Broadband terahertz absorber based on hybrid Dirac semimetal and water

• The absorption bandwidth and intensity not only can be controlled by Fermi energy of BDS, but also can be tuned by temperature of water. • Tunable mechanism of the proposed dual-controlled absorber is to utilize the permittivity of water can be adjusted by temperature. • DS can be controlled by Fermi energy. • Field analyses are introduced to analyze and elucidate the physical origin of broadband absorption. A dual-tunable broadband metamaterial absorber based on bulk Dirac semimetal (BDS) and water is proposed in the terahertz (THz) region. Different from the traditional single controlled absorber, this proposed absorber can be adjusted by temperature and Fermi energy level. Simulation results indicate that the absorptance greater than 90% is achieved in the frequency range of 3.05 to 6.35 THz under normal incidence, when the temperature of the water and Fermi energy level of BDS are adjusted at 15 ℃ and 30 meV, respectively. Compared with the absorber without injected water or no BDS pattern, the bandwidth with absorptance over 90% has been significantly improved. Moreover, absorption bandwidth and intensity can be controlled independently or jointly by adjusting the temperature of the water or the Fermi energy of BDS instead of redesigning the devices.
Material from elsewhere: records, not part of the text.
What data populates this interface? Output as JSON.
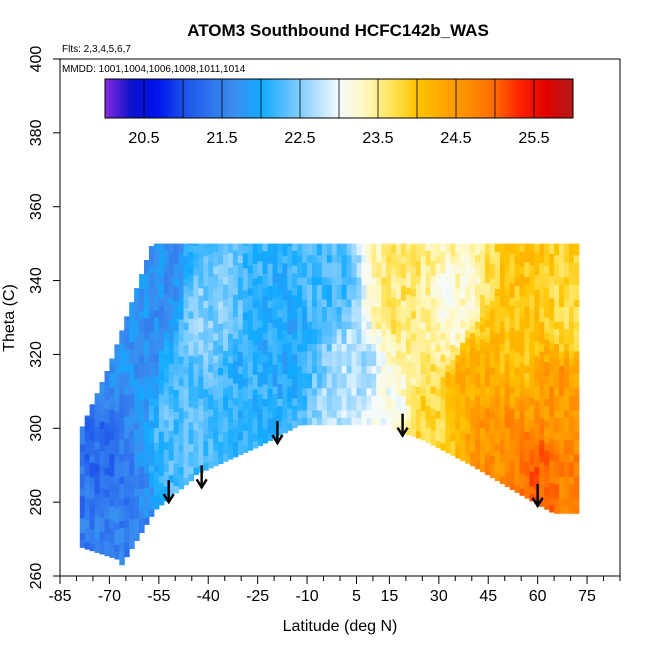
{
  "chart_data": {
    "type": "heatmap",
    "title": "ATOM3 Southbound HCFC142b_WAS",
    "flights_note": "Flts: 2,3,4,5,6,7",
    "dates_note": "MMDD: 1001,1004,1006,1008,1011,1014",
    "xlabel": "Latitude (deg N)",
    "ylabel": "Theta (C)",
    "xlim": [
      -85,
      85
    ],
    "ylim": [
      260,
      400
    ],
    "x_major_ticks": [
      -85,
      -70,
      -55,
      -40,
      -25,
      -10,
      5,
      15,
      30,
      45,
      60,
      75
    ],
    "x_minor_ticks": [
      -80,
      -75,
      -65,
      -60,
      -50,
      -45,
      -35,
      -30,
      -20,
      -15,
      -5,
      0,
      10,
      20,
      25,
      35,
      40,
      50,
      55,
      65,
      70,
      80,
      85
    ],
    "y_ticks": [
      260,
      280,
      300,
      320,
      340,
      360,
      380,
      400
    ],
    "colorbar": {
      "range": [
        20,
        26
      ],
      "tick_values": [
        20.5,
        21.5,
        22.5,
        23.5,
        24.5,
        25.5
      ],
      "tick_labels": [
        "20.5",
        "21.5",
        "22.5",
        "23.5",
        "24.5",
        "25.5"
      ],
      "colors": [
        "#8a2be2",
        "#0a12c8",
        "#0012ee",
        "#1a50ea",
        "#2f72ee",
        "#3a8ef0",
        "#11aaff",
        "#5cc0ff",
        "#a8dcff",
        "#f4fbff",
        "#fff8c0",
        "#ffe45a",
        "#ffc400",
        "#ffa800",
        "#ff8c00",
        "#ff6a00",
        "#ff2000",
        "#e00000",
        "#b11a1a"
      ]
    },
    "field_samples": [
      {
        "lat": -72,
        "theta": 290,
        "value": 21.3
      },
      {
        "lat": -70,
        "theta": 270,
        "value": 21.5
      },
      {
        "lat": -62,
        "theta": 320,
        "value": 21.7
      },
      {
        "lat": -55,
        "theta": 340,
        "value": 21.7
      },
      {
        "lat": -48,
        "theta": 300,
        "value": 22.3
      },
      {
        "lat": -40,
        "theta": 330,
        "value": 22.5
      },
      {
        "lat": -30,
        "theta": 310,
        "value": 22.1
      },
      {
        "lat": -18,
        "theta": 325,
        "value": 22.0
      },
      {
        "lat": -5,
        "theta": 340,
        "value": 22.2
      },
      {
        "lat": 5,
        "theta": 315,
        "value": 22.7
      },
      {
        "lat": 15,
        "theta": 305,
        "value": 23.1
      },
      {
        "lat": 18,
        "theta": 335,
        "value": 23.6
      },
      {
        "lat": 25,
        "theta": 300,
        "value": 23.8
      },
      {
        "lat": 35,
        "theta": 330,
        "value": 23.2
      },
      {
        "lat": 40,
        "theta": 315,
        "value": 24.3
      },
      {
        "lat": 48,
        "theta": 295,
        "value": 24.6
      },
      {
        "lat": 55,
        "theta": 325,
        "value": 24.0
      },
      {
        "lat": 60,
        "theta": 285,
        "value": 25.0
      },
      {
        "lat": 66,
        "theta": 310,
        "value": 24.5
      },
      {
        "lat": 70,
        "theta": 330,
        "value": 23.8
      },
      {
        "lat": 70,
        "theta": 280,
        "value": 24.8
      }
    ],
    "tropopause_arrows": [
      {
        "lat": -52,
        "theta": 280
      },
      {
        "lat": -42,
        "theta": 284
      },
      {
        "lat": -19,
        "theta": 296
      },
      {
        "lat": 19,
        "theta": 298
      },
      {
        "lat": 60,
        "theta": 279
      }
    ]
  }
}
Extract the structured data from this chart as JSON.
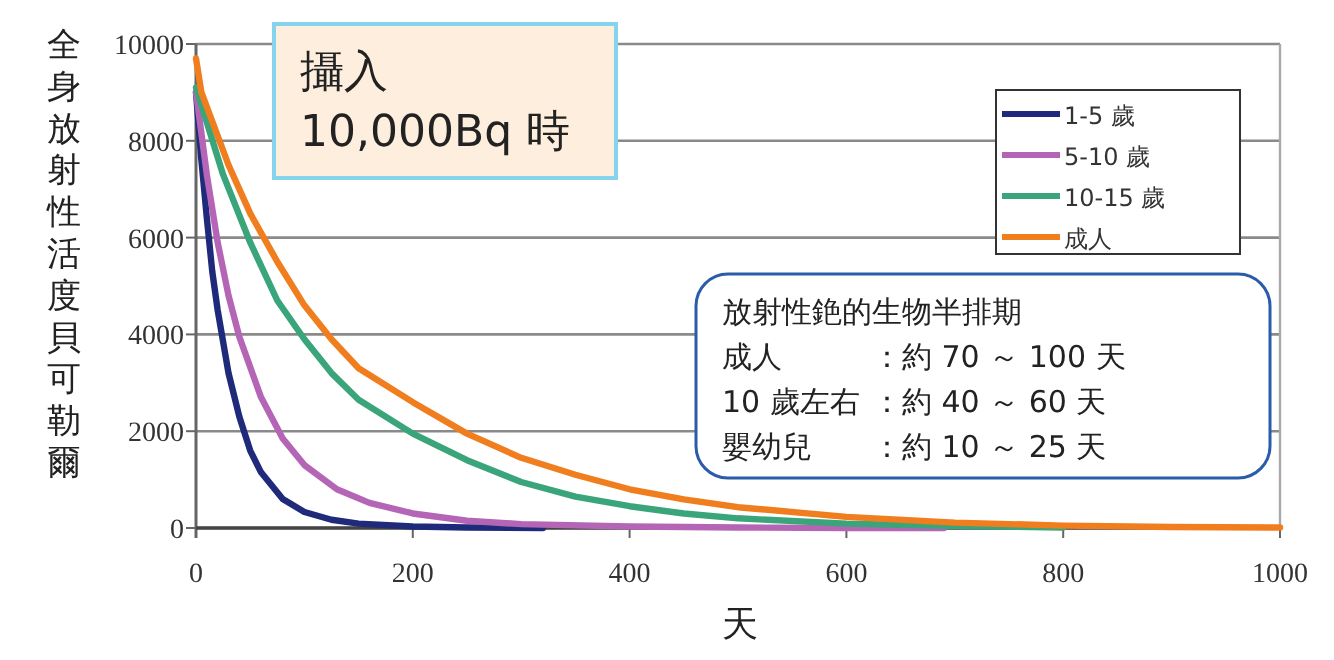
{
  "chart_data": {
    "type": "line",
    "xlabel": "天",
    "ylabel": "全身放射性活度貝可勒爾",
    "xlim": [
      0,
      1000
    ],
    "ylim": [
      0,
      10000
    ],
    "xticks": [
      0,
      200,
      400,
      600,
      800,
      1000
    ],
    "yticks": [
      0,
      2000,
      4000,
      6000,
      8000,
      10000
    ],
    "grid": "y",
    "legend": "top right",
    "marker": "none",
    "line_style": "solid",
    "annotations": [
      "攝入\n10,000Bq 時",
      "放射性銫的生物半排期",
      "成人",
      "：約 70 ～ 100 天",
      "10 歲左右",
      "：約 40 ～ 60 天",
      "嬰幼兒",
      "：約 10 ～ 25 天"
    ],
    "series": [
      {
        "name": "1-5 歲",
        "color": "#1f2a7a",
        "x": [
          0,
          5,
          10,
          15,
          20,
          30,
          40,
          50,
          60,
          80,
          100,
          125,
          150,
          200,
          250,
          320
        ],
        "values": [
          9000,
          7600,
          6400,
          5300,
          4500,
          3200,
          2300,
          1600,
          1150,
          600,
          330,
          170,
          90,
          30,
          10,
          0
        ]
      },
      {
        "name": "5-10 歲",
        "color": "#b565b5",
        "x": [
          0,
          10,
          20,
          30,
          40,
          60,
          80,
          100,
          130,
          160,
          200,
          250,
          300,
          400,
          500,
          600,
          690
        ],
        "values": [
          9000,
          7300,
          5900,
          4800,
          3950,
          2700,
          1850,
          1300,
          800,
          520,
          300,
          150,
          80,
          30,
          10,
          0,
          0
        ]
      },
      {
        "name": "10-15 歲",
        "color": "#3aa57a",
        "x": [
          0,
          25,
          50,
          75,
          100,
          125,
          150,
          200,
          250,
          300,
          350,
          400,
          450,
          500,
          600,
          700,
          800
        ],
        "values": [
          9100,
          7300,
          5900,
          4700,
          3900,
          3200,
          2650,
          1950,
          1400,
          950,
          650,
          450,
          300,
          200,
          90,
          40,
          10
        ]
      },
      {
        "name": "成人",
        "color": "#f07d1e",
        "x": [
          0,
          5,
          15,
          30,
          50,
          75,
          100,
          125,
          150,
          200,
          250,
          300,
          350,
          400,
          450,
          500,
          600,
          700,
          800,
          900,
          1000
        ],
        "values": [
          9700,
          9000,
          8400,
          7500,
          6500,
          5500,
          4600,
          3900,
          3300,
          2600,
          1950,
          1450,
          1100,
          800,
          590,
          430,
          230,
          110,
          50,
          20,
          10
        ]
      }
    ]
  }
}
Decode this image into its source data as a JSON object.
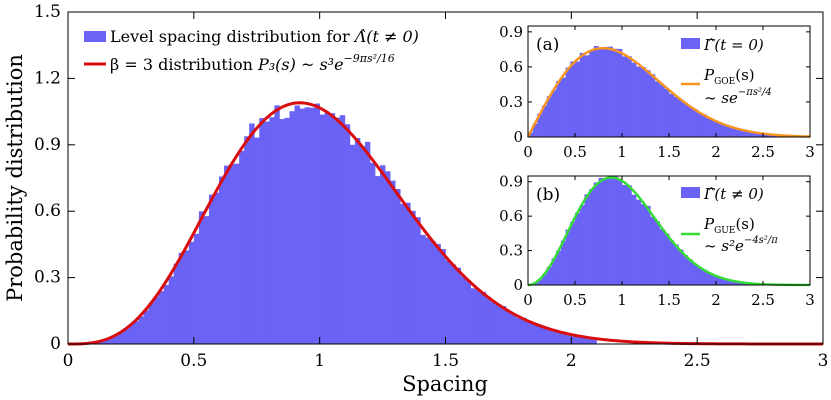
{
  "chart_data": [
    {
      "id": "main",
      "type": "bar",
      "subtype": "histogram-with-curve",
      "title": "",
      "xlabel": "Spacing",
      "ylabel": "Probability distribution",
      "xlim": [
        0,
        3
      ],
      "ylim": [
        0,
        1.5
      ],
      "xticks": [
        0,
        0.5,
        1,
        1.5,
        2,
        2.5,
        3
      ],
      "xtick_labels": [
        "0",
        "0.5",
        "1",
        "1.5",
        "2",
        "2.5",
        "3"
      ],
      "yticks": [
        0,
        0.3,
        0.6,
        0.9,
        1.2,
        1.5
      ],
      "ytick_labels": [
        "0",
        "0.3",
        "0.6",
        "0.9",
        "1.2",
        "1.5"
      ],
      "grid": false,
      "legend_position": "top-left",
      "series": [
        {
          "name": "Level spacing distribution for Λ̂(t ≠ 0)",
          "kind": "histogram",
          "color": "#6b63f5",
          "bin_width": 0.02,
          "dist": "beta3",
          "range": [
            0,
            2.1
          ]
        },
        {
          "name": "β = 3 distribution P₃(s) ~ s³e^(−9πs²/16)",
          "kind": "curve",
          "color": "#d90d0d",
          "dist": "beta3"
        }
      ],
      "legend": {
        "hist_label": "Level spacing distribution for ",
        "hist_math": "Λ̂(t ≠ 0)",
        "curve_label": "β = 3 distribution ",
        "curve_math": "P₃(s) ~ s³",
        "curve_exp": "e",
        "curve_exp_sup": "−9πs²/16"
      }
    },
    {
      "id": "inset_a",
      "type": "bar",
      "subtype": "histogram-with-curve",
      "panel_label": "(a)",
      "xlim": [
        0,
        3
      ],
      "ylim": [
        0,
        0.95
      ],
      "xticks": [
        0,
        0.5,
        1,
        1.5,
        2,
        2.5,
        3
      ],
      "xtick_labels": [
        "0",
        "0.5",
        "1",
        "1.5",
        "2",
        "2.5",
        "3"
      ],
      "yticks": [
        0,
        0.3,
        0.6,
        0.9
      ],
      "ytick_labels": [
        "0",
        "0.3",
        "0.6",
        "0.9"
      ],
      "legend_position": "top-right",
      "series": [
        {
          "name": "Γ̂(t = 0)",
          "kind": "histogram",
          "color": "#6b63f5",
          "bin_width": 0.05,
          "dist": "goe",
          "range": [
            0,
            3
          ]
        },
        {
          "name": "P_GOE(s) ~ se^(−πs²/4)",
          "kind": "curve",
          "color": "#f7941d",
          "dist": "goe"
        }
      ],
      "legend": {
        "hist_label": "Γ̂(t = 0)",
        "curve_P": "P",
        "curve_sub": "GOE",
        "curve_arg": "(s)",
        "curve_line2": "~ se",
        "curve_exp": "−πs²/4"
      }
    },
    {
      "id": "inset_b",
      "type": "bar",
      "subtype": "histogram-with-curve",
      "panel_label": "(b)",
      "xlim": [
        0,
        3
      ],
      "ylim": [
        0,
        0.95
      ],
      "xticks": [
        0,
        0.5,
        1,
        1.5,
        2,
        2.5,
        3
      ],
      "xtick_labels": [
        "0",
        "0.5",
        "1",
        "1.5",
        "2",
        "2.5",
        "3"
      ],
      "yticks": [
        0,
        0.3,
        0.6,
        0.9
      ],
      "ytick_labels": [
        "0",
        "0.3",
        "0.6",
        "0.9"
      ],
      "legend_position": "top-right",
      "series": [
        {
          "name": "Γ̂(t ≠ 0)",
          "kind": "histogram",
          "color": "#6b63f5",
          "bin_width": 0.05,
          "dist": "gue",
          "range": [
            0,
            3
          ]
        },
        {
          "name": "P_GUE(s) ~ s²e^(−4s²/π)",
          "kind": "curve",
          "color": "#33dd33",
          "dist": "gue"
        }
      ],
      "legend": {
        "hist_label": "Γ̂(t ≠ 0)",
        "curve_P": "P",
        "curve_sub": "GUE",
        "curve_arg": "(s)",
        "curve_line2": "~ s²e",
        "curve_exp": "−4s²/π"
      }
    }
  ]
}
The mechanism of the proposed dual-controlled absorber is explained by utilizing the permittivity of water can be adjusted by different temperatures, and BDS can be controlled by employing the Fermi energy. Field analysis is introduced to investigate and elucidate the physical origin of broadband absorption. Based on the remarkable performance, our results may have potential applications in the thermal detectors and terahertz imaging areas.